Alonso de Molina, Vocabulario en lengua castellana y mexicana y mexicana y castellana, 1571, part 2, Nahuatl to Spanish, f. 157v. col. 1. Thanks to Joe Campbell for providing the transcription.
Frances Karttunen:
HUILĀN-TLI cripple, one who drags himself around / tullido que anda a gatas (M) [(4)Tp.110,111]. T has E for I and LA for LĀN. See HUILĀN(A).
Frances Karttunen, An Analytical Dictionary of Nahuatl (Norman: University of Oklahoma Press, 1992), 89.
Attestations from sources in English:
vncatca imaachoan, ixoloan in qujnujcatinenca in qujmehellelqujxtiaia, tzapame, villame, tepotzome, teachme = There were their servants, their pages who attended them and gave them solace; dwarfs, cripples, hunchbacks, servants. (central Mexico, sixteenth century)

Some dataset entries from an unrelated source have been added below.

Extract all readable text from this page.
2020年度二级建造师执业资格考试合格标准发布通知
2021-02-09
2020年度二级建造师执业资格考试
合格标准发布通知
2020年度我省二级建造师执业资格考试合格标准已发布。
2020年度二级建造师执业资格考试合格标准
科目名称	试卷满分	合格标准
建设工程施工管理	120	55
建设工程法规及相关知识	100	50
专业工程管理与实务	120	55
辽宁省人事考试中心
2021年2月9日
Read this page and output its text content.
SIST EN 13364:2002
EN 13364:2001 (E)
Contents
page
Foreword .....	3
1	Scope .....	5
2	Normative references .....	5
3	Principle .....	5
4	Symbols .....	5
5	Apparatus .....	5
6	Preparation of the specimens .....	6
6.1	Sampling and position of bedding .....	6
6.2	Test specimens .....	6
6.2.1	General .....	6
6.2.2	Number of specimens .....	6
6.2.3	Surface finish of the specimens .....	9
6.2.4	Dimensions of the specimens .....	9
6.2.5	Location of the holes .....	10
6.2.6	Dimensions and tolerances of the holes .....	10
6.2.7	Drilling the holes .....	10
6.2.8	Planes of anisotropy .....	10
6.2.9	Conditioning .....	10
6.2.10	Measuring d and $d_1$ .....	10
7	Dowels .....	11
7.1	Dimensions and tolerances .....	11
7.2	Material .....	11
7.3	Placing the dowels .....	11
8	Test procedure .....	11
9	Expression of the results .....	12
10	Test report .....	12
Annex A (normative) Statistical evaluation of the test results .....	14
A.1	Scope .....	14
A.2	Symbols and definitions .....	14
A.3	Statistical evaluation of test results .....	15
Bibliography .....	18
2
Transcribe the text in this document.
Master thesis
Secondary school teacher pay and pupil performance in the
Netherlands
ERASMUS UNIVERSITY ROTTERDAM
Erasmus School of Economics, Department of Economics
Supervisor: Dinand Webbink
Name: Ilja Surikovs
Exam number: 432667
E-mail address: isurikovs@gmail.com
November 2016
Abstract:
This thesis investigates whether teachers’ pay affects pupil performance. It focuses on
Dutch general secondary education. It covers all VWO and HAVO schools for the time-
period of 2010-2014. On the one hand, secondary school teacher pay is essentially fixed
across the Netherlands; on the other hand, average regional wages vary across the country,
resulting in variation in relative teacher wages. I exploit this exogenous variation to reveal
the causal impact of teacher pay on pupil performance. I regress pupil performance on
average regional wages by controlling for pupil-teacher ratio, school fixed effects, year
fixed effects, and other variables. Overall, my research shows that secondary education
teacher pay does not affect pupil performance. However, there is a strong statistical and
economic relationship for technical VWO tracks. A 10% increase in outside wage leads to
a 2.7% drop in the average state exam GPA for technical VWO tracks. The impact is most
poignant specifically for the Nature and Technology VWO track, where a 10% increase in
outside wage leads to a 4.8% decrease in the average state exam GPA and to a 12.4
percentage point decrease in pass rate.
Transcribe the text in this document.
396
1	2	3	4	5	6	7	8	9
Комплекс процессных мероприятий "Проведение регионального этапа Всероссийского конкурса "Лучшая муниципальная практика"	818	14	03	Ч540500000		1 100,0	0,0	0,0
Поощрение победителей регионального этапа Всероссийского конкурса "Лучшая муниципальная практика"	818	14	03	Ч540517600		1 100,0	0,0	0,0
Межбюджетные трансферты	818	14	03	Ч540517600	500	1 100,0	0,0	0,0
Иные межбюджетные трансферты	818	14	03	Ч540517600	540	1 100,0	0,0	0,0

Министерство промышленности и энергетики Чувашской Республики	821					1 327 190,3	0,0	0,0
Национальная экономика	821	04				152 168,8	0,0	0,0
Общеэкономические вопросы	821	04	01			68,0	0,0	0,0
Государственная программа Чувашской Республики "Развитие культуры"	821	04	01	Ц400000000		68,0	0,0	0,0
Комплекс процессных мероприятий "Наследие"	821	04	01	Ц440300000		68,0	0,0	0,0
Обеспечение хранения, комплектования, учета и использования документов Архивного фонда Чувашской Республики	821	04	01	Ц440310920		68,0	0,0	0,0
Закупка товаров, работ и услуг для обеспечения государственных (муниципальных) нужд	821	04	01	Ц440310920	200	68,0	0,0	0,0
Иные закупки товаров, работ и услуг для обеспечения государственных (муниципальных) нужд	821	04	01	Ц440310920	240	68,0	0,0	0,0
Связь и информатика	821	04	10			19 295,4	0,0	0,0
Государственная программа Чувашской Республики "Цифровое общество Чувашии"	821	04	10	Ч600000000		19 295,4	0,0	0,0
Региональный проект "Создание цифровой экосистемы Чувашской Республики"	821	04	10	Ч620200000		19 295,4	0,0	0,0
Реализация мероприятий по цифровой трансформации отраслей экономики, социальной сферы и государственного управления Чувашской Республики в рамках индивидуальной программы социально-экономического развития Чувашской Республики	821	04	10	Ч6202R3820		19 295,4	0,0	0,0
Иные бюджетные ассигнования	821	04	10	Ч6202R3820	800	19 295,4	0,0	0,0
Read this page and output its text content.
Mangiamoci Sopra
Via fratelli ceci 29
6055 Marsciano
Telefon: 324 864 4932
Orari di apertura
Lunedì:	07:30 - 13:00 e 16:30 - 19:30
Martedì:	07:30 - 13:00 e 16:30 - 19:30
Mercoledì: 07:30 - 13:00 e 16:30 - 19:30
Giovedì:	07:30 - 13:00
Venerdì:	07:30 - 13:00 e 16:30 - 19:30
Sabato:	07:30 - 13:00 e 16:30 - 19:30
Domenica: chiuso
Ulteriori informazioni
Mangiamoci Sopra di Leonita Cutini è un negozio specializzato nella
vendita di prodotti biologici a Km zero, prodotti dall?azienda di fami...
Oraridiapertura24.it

Fr. Bernardino de Sahagún, Florentine Codex: General History of the Things of New Spain; Book 8 -- Kings and Lords, no. 14, Part IX, eds. and transl. Arthur J. O. Anderson and Charles E. Dibble (Santa Fe and Salt Lake City: School of American Research and the University of Utah, 1951), 30.
Attestations from sources in Spanish:
No yvan nicnequi yvan nitlanavatia yn ixpopoyome y vilantzitzin y matetepoltique in avel motlaecoltiya yvan in icnopipiltzitzintin amo navatilozque ynic quichivazque tlacalaquilli = También deseo y ordeno que a los ciegos, a los tullidos, a los mancos, a los que no pueden servirse y a los huérfanos, no les sea ordenado que paguen tributo (Cuauhtinchan, Puebla, s. XVI)
Luis Reyes García, "Ordenanzas para el gobierno de Cuauhtinchan, año de 1559," Estudios de Cultura Náhuatl 10 (1972), 286–287.